In scalding hot water!! (Which, by the way, doesn't melt cold wax) So,
now
I'm stuck to the bottom of the tub!!! God bless the man what convinced
me I
should have a phone in the bathroom!!! I call my friend, thinking
surely
she's waxed before and has come secret of how to get me undone. It's a
very
good conversation starter, "So my butt and who-ha
are stuck to the bottom of the tub!
There is a slight pause. She doesn't have a secret trick, but does try
to
hide the laughter from me. She wants to know exactly where the wax is
located.
"Are we talking buttock cheek or is it covering - you know -
Everywhere(cringe factor 20000 at this point) ?"
She's laughing out loud by now...I can hear her. I give her the
rundown and
she suggests I call the number on the side of the box. YEAH
RIGHT!!!!!!
I should be the 'butt' of someone else's work-night jokes.

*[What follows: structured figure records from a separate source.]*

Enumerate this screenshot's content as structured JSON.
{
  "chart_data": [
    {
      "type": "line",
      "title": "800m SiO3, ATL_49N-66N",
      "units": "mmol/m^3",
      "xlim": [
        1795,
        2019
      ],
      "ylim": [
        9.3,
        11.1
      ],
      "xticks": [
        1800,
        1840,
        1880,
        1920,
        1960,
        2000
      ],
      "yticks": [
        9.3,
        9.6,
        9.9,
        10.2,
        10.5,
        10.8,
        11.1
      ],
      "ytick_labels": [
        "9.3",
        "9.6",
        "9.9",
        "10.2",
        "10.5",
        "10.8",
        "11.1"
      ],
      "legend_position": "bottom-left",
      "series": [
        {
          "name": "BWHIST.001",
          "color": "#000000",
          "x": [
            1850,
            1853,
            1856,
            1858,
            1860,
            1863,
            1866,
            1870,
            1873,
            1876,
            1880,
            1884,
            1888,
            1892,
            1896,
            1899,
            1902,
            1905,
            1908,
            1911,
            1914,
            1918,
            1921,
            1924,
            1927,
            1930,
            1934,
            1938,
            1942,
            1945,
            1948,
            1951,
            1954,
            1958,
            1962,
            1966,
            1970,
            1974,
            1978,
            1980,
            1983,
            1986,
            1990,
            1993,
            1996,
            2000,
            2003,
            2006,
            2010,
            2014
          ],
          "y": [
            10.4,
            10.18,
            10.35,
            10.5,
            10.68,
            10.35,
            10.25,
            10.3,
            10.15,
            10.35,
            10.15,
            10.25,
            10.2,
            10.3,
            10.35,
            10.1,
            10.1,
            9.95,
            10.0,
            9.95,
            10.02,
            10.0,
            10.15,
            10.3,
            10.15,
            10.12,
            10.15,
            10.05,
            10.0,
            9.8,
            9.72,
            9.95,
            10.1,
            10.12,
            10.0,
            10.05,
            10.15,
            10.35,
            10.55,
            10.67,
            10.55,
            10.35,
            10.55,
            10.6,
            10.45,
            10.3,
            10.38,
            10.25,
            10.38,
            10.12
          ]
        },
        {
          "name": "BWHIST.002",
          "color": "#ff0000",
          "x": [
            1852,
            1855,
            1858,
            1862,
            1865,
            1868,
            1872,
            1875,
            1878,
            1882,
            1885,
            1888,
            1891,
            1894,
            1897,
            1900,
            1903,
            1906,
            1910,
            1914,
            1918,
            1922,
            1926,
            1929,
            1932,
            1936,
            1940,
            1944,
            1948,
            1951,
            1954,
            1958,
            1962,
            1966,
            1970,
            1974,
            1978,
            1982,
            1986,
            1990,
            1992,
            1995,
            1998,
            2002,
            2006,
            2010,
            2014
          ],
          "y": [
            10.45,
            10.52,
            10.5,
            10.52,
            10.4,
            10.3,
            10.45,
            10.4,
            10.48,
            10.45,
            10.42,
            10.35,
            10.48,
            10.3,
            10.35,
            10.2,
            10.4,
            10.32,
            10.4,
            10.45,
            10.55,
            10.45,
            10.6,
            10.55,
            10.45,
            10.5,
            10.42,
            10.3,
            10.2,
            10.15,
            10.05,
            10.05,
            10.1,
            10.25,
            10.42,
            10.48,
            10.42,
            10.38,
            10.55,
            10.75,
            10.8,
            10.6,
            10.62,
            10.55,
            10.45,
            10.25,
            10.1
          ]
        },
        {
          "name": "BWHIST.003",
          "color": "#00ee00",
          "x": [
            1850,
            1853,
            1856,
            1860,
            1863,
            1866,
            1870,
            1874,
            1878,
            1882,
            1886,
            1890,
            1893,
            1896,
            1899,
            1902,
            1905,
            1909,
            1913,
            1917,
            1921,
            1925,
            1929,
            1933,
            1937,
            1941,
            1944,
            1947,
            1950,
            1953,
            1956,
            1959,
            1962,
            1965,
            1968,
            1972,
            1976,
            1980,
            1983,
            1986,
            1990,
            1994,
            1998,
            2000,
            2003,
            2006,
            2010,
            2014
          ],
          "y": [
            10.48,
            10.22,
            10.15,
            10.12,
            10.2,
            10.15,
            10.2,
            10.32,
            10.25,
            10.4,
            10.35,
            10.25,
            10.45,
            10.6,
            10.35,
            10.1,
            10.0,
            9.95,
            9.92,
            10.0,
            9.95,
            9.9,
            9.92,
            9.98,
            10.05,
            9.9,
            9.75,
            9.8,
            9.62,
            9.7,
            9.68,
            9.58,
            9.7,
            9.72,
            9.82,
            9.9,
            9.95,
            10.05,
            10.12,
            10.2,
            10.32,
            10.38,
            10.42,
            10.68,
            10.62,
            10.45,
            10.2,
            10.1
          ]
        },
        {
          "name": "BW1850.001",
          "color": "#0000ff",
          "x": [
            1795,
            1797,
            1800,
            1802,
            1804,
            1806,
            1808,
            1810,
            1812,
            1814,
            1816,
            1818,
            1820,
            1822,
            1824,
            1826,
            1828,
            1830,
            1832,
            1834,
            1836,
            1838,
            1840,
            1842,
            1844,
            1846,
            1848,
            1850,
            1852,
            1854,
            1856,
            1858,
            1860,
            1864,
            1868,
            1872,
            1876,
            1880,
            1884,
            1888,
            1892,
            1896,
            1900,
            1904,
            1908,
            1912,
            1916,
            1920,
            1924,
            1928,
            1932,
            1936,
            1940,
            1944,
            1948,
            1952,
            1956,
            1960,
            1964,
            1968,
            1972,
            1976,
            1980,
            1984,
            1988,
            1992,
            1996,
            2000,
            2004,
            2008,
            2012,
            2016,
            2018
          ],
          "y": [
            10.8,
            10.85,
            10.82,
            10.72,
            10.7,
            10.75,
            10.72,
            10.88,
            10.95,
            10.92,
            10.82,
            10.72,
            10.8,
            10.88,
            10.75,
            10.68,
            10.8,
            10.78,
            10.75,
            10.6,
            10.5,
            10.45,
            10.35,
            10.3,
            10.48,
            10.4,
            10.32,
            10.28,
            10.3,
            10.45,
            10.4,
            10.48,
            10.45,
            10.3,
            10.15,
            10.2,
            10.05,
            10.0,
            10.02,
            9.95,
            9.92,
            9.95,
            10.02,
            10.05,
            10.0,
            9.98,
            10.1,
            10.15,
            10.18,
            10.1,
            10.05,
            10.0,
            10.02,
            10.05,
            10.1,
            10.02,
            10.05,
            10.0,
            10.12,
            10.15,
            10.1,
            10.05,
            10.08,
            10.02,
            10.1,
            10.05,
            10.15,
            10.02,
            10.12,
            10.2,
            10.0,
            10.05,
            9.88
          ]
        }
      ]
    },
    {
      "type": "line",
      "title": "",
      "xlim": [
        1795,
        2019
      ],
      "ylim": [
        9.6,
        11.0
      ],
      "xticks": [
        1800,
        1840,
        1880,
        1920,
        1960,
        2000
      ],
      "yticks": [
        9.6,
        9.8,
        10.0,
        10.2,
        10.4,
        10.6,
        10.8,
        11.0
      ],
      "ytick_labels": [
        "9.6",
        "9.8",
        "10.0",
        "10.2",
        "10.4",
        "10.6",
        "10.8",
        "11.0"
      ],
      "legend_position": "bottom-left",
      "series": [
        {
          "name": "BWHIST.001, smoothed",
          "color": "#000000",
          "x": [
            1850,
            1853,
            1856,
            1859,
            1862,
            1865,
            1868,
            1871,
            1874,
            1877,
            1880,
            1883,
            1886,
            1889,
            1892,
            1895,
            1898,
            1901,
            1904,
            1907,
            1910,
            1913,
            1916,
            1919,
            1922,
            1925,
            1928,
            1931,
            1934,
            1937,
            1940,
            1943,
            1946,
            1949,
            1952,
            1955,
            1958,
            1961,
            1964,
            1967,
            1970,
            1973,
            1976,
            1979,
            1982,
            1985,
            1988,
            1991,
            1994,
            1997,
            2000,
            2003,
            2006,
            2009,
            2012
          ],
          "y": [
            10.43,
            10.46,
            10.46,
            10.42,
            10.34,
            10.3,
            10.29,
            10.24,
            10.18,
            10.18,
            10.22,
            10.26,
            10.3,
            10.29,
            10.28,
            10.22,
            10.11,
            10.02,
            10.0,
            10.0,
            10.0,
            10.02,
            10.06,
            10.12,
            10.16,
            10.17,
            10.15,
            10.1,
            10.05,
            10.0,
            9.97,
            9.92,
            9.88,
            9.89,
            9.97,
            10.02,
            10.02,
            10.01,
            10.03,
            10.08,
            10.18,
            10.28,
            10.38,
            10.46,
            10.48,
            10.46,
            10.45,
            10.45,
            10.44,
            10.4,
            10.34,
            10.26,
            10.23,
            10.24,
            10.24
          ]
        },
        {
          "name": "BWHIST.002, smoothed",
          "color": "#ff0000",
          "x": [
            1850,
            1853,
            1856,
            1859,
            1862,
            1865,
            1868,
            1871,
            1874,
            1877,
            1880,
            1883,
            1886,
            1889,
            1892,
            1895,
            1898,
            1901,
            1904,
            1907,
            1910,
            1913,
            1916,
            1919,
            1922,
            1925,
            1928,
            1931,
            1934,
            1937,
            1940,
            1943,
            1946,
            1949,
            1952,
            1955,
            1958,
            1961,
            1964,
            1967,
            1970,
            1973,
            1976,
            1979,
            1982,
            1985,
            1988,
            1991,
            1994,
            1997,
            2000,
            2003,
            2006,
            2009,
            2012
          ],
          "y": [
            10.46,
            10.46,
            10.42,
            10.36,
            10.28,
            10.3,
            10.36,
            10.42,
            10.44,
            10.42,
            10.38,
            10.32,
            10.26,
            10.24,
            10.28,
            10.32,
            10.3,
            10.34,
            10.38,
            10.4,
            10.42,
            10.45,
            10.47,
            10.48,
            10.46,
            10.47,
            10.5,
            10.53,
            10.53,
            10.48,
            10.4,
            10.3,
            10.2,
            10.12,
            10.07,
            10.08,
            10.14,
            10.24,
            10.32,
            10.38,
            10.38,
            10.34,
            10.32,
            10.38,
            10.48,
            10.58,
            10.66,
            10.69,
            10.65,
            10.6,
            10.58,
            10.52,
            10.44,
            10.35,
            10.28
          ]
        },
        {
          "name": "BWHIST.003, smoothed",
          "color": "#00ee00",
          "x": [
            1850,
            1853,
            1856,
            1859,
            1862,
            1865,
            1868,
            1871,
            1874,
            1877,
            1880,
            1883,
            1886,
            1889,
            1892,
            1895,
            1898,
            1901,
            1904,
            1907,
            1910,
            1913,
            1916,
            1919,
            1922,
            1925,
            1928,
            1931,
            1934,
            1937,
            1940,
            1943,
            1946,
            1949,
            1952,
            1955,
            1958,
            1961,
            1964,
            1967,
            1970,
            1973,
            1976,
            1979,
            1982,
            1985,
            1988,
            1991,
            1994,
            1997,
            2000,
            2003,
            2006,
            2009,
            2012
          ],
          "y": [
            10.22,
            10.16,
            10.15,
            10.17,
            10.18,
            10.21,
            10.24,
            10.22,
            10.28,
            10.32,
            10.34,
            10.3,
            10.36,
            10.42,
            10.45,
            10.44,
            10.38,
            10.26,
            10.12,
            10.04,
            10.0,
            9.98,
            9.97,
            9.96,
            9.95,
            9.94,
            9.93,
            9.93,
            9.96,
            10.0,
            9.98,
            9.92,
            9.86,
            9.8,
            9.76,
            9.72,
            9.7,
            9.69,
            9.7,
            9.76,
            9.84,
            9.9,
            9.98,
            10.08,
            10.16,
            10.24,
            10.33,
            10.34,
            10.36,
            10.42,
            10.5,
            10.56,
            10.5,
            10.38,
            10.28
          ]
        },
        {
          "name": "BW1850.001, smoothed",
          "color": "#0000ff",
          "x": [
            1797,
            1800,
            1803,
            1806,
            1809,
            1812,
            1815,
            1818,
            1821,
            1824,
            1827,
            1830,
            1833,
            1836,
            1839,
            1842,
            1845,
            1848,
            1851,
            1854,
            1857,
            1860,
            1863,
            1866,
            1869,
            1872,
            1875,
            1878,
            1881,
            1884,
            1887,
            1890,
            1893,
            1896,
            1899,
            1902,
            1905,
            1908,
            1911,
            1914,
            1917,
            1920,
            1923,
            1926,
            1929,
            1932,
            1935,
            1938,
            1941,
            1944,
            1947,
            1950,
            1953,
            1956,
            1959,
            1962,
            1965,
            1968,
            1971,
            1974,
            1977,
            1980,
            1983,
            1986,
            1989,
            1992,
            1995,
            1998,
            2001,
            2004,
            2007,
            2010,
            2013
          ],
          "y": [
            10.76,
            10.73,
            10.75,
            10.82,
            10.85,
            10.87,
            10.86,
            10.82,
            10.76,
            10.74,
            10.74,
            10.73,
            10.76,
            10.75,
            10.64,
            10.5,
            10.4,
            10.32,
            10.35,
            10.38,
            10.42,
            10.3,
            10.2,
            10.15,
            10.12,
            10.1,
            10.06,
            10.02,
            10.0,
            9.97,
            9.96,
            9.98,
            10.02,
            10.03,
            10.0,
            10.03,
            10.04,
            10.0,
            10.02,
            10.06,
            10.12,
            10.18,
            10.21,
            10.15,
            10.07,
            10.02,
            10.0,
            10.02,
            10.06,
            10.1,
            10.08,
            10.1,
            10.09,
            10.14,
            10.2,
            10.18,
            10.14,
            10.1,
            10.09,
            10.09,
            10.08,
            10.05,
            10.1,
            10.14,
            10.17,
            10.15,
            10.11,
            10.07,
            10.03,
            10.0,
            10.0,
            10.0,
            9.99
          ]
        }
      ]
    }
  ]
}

While we go through various solutions, I resort to scraping the wax off
with
a razor. Nothing feels better then to have your girlie goodies covered
in
hot wax, glued shut, stuck to the tub in super hot water, and then dry
shaving the sticky wax off!!!
By now, the brain is not working, dignity has taken a major hike and I
slip
into glazed donut land. My friend is still talking with me and my
hand
reaches towards the saving grace...The lotion they give you to remove
the
excess wax.
What do I really have to lose at this point. I rub some on and OH MY
GOD!!!!! The scream probably woke the kids, scared the dickens out of
my
friend, but I really don't care!!
"IT WORKS!! IT WORKS!!" I get a hearty congratulation from my friend
and
she hangs up. I successfully remove the remainder of the wax and then
notice, to my grief and despair...
THE HAIR IS STILL THERE... ALL OF IT!!!!!!!!!!!
So, I shaved it off. Heck, I'm numb at this point.